Plants learn to speak roundworm to say “go away”

Scientists at Cornell University’s Boyce Thompson Institute and UC Davis have found that plants can manipulate the chemical signals of roundworms to keep pests at bay.

Roundworms, or nematodes, cause an estimated $100 billion in crop damage worldwide every year by feeding on plants, especially their roots. The worms secrete a class of compounds called ascarosides into soil that apparently allow them to communicate. Plants can “hear” this signal, because plants activate their immune defenses when they are exposed to ascarosides.

Tomato roots infected with southern root-knot nematodes. Plants can respond to chemical signals from the worms to activate defenses, and also “reply” by giving off worm signals that keep other worms away. Photo by Murli Manohar, BTI

A team led by Frank Schroeder of BTI and Cornell and including Valerie Williamson of the UC Davis Department of Entomology and Nematology has now found that plants can not only listen, but talk back. Studying three species — the lab plant Arabidopsis, wheat and tomato – they found that plants exposed to an ascaroside called ascr#18 could break it down and release it back into the soil. This appears to create a signal that says “Go away, this plant is already full of worms” and repels new worms.

“Go Away” in roundworm
“It’s not only that the plant can ‘sense’ or ‘smell’ a nematode,” Schroeder said in a BTI news release. “It’s that the plant learns a foreign language, and then broadcasts something in that language to spread propaganda that ‘this is a bad place.’ Plants mess with nematodes’ communications system to drive them away.”
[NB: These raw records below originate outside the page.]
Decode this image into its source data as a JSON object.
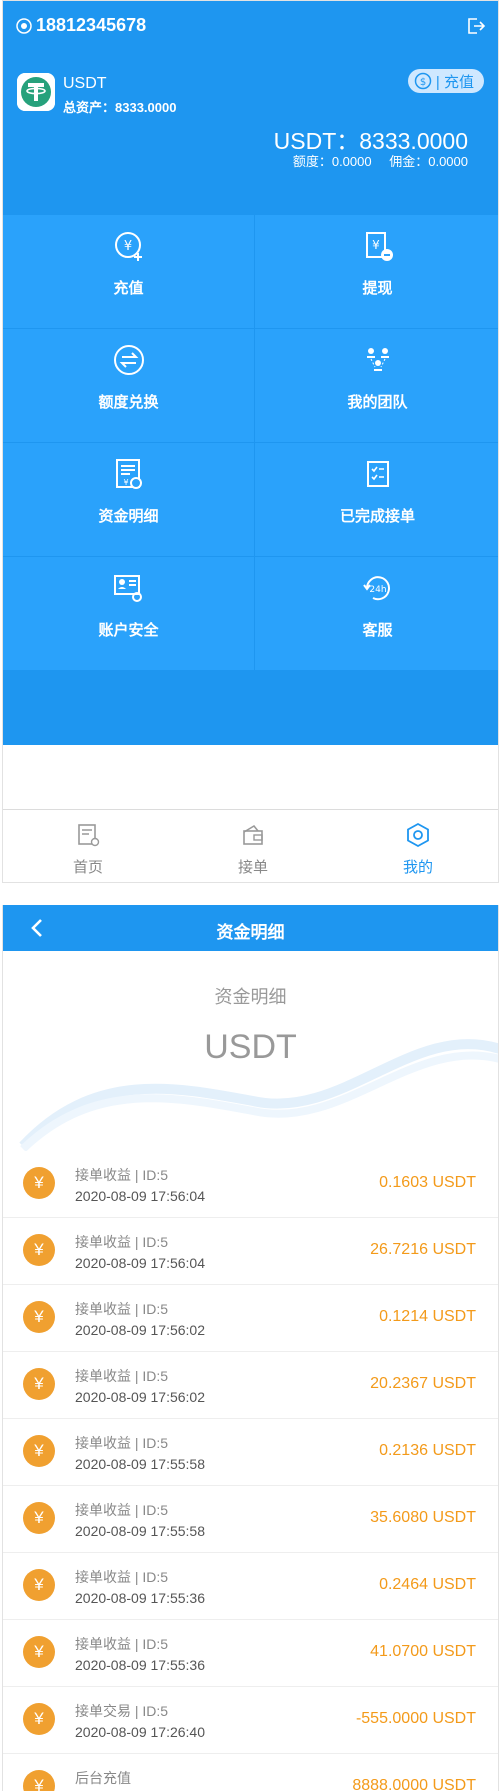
{
  "account": {
    "phone": "18812345678",
    "coin_name": "USDT",
    "total_assets_label": "总资产：8333.0000",
    "recharge_label": "| 充值",
    "balance_main": "USDT：8333.0000",
    "quota": "额度：0.0000",
    "commission": "佣金：0.0000"
  },
  "menu": [
    {
      "label": "充值",
      "icon": "recharge-icon"
    },
    {
      "label": "提现",
      "icon": "withdraw-icon"
    },
    {
      "label": "额度兑换",
      "icon": "exchange-icon"
    },
    {
      "label": "我的团队",
      "icon": "team-icon"
    },
    {
      "label": "资金明细",
      "icon": "statement-icon"
    },
    {
      "label": "已完成接单",
      "icon": "completed-orders-icon"
    },
    {
      "label": "账户安全",
      "icon": "account-security-icon"
    },
    {
      "label": "客服",
      "icon": "customer-service-icon"
    }
  ],
  "tabs": [
    {
      "label": "首页",
      "icon": "home-icon",
      "active": false
    },
    {
      "label": "接单",
      "icon": "wallet-icon",
      "active": false
    },
    {
      "label": "我的",
      "icon": "profile-icon",
      "active": true
    }
  ],
  "details_page": {
    "nav_title": "资金明细",
    "banner_subtitle": "资金明细",
    "banner_big": "USDT",
    "records": [
      {
        "title": "接单收益 | ID:5",
        "time": "2020-08-09 17:56:04",
        "amount": "0.1603 USDT"
      },
      {
        "title": "接单收益 | ID:5",
        "time": "2020-08-09 17:56:04",
        "amount": "26.7216 USDT"
      },
      {
        "title": "接单收益 | ID:5",
        "time": "2020-08-09 17:56:02",
        "amount": "0.1214 USDT"
      },
      {
        "title": "接单收益 | ID:5",
        "time": "2020-08-09 17:56:02",
        "amount": "20.2367 USDT"
      },
      {
        "title": "接单收益 | ID:5",
        "time": "2020-08-09 17:55:58",
        "amount": "0.2136 USDT"
      },
      {
        "title": "接单收益 | ID:5",
        "time": "2020-08-09 17:55:58",
        "amount": "35.6080 USDT"
      },
      {
        "title": "接单收益 | ID:5",
        "time": "2020-08-09 17:55:36",
        "amount": "0.2464 USDT"
      },
      {
        "title": "接单收益 | ID:5",
        "time": "2020-08-09 17:55:36",
        "amount": "41.0700 USDT"
      },
      {
        "title": "接单交易 | ID:5",
        "time": "2020-08-09 17:26:40",
        "amount": "-555.0000 USDT"
      },
      {
        "title": "后台充值",
        "time": "",
        "amount": "8888.0000 USDT"
      }
    ],
    "record_icon_glyph": "¥"
  },
  "colors": {
    "primary": "#1e96f0",
    "tile": "#2aa2fb",
    "amount": "#f39a1a",
    "coin_badge": "#f0a030"
  }
}
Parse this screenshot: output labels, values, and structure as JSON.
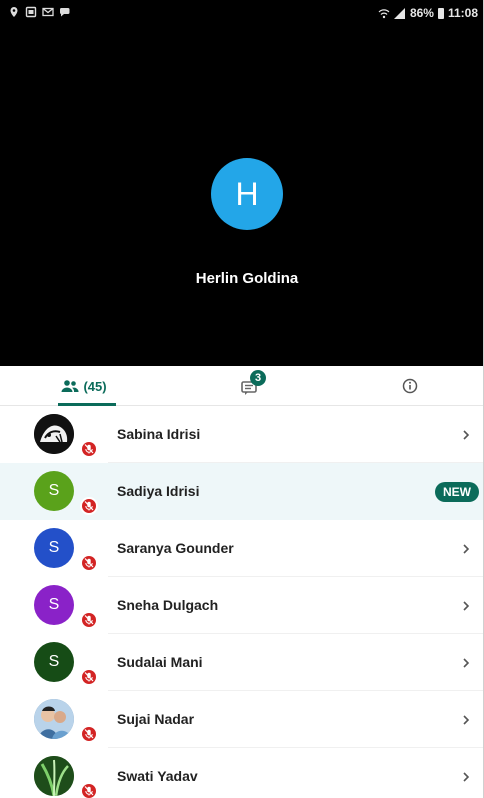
{
  "status_bar": {
    "battery": "86%",
    "time": "11:08",
    "left_icons": [
      "location-icon",
      "sim-icon",
      "mail-icon",
      "chat-notification-icon"
    ],
    "right_icons": [
      "wifi-calling-icon",
      "signal-icon",
      "battery-icon"
    ]
  },
  "call": {
    "avatar_initial": "H",
    "avatar_color": "#23a6e8",
    "caller_name": "Herlin Goldina"
  },
  "tabs": {
    "people_count": "(45)",
    "chat_unread": "3",
    "active": "people",
    "accent": "#0b6b5a"
  },
  "participants": [
    {
      "name": "Sabina Idrisi",
      "initial": "",
      "avatar_type": "photo",
      "avatar_color": "#111111",
      "muted": true,
      "new": false
    },
    {
      "name": "Sadiya Idrisi",
      "initial": "S",
      "avatar_type": "letter",
      "avatar_color": "#5aa21b",
      "muted": true,
      "new": true,
      "badge": "NEW"
    },
    {
      "name": "Saranya Gounder",
      "initial": "S",
      "avatar_type": "letter",
      "avatar_color": "#2350c9",
      "muted": true,
      "new": false
    },
    {
      "name": "Sneha Dulgach",
      "initial": "S",
      "avatar_type": "letter",
      "avatar_color": "#8a22c8",
      "muted": true,
      "new": false
    },
    {
      "name": "Sudalai Mani",
      "initial": "S",
      "avatar_type": "letter",
      "avatar_color": "#164c16",
      "muted": true,
      "new": false
    },
    {
      "name": "Sujai Nadar",
      "initial": "",
      "avatar_type": "photo",
      "avatar_color": "#6b8fb0",
      "muted": true,
      "new": false
    },
    {
      "name": "Swati Yadav",
      "initial": "",
      "avatar_type": "photo",
      "avatar_color": "#2f6a2a",
      "muted": true,
      "new": false
    }
  ]
}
Worms may have evolved to hijack plant metabolism to send this signal. Plants, in turn, may have evolved to tamper with the signal to appear as heavily infected as possible, thereby fooling would-be invaders.

“This is a dimension of their relationship that no one has seen before,” said Murli Manohar, a senior research associate at BTI. “And plants may have similar types of chemical communication with other pests.”

The work is published in the journal Nature Communications and the discoveries are being commercialized by a BTI and Cornell University-based startup company, Ascribe Bioscience, as a family of crop protection products named Phytalix.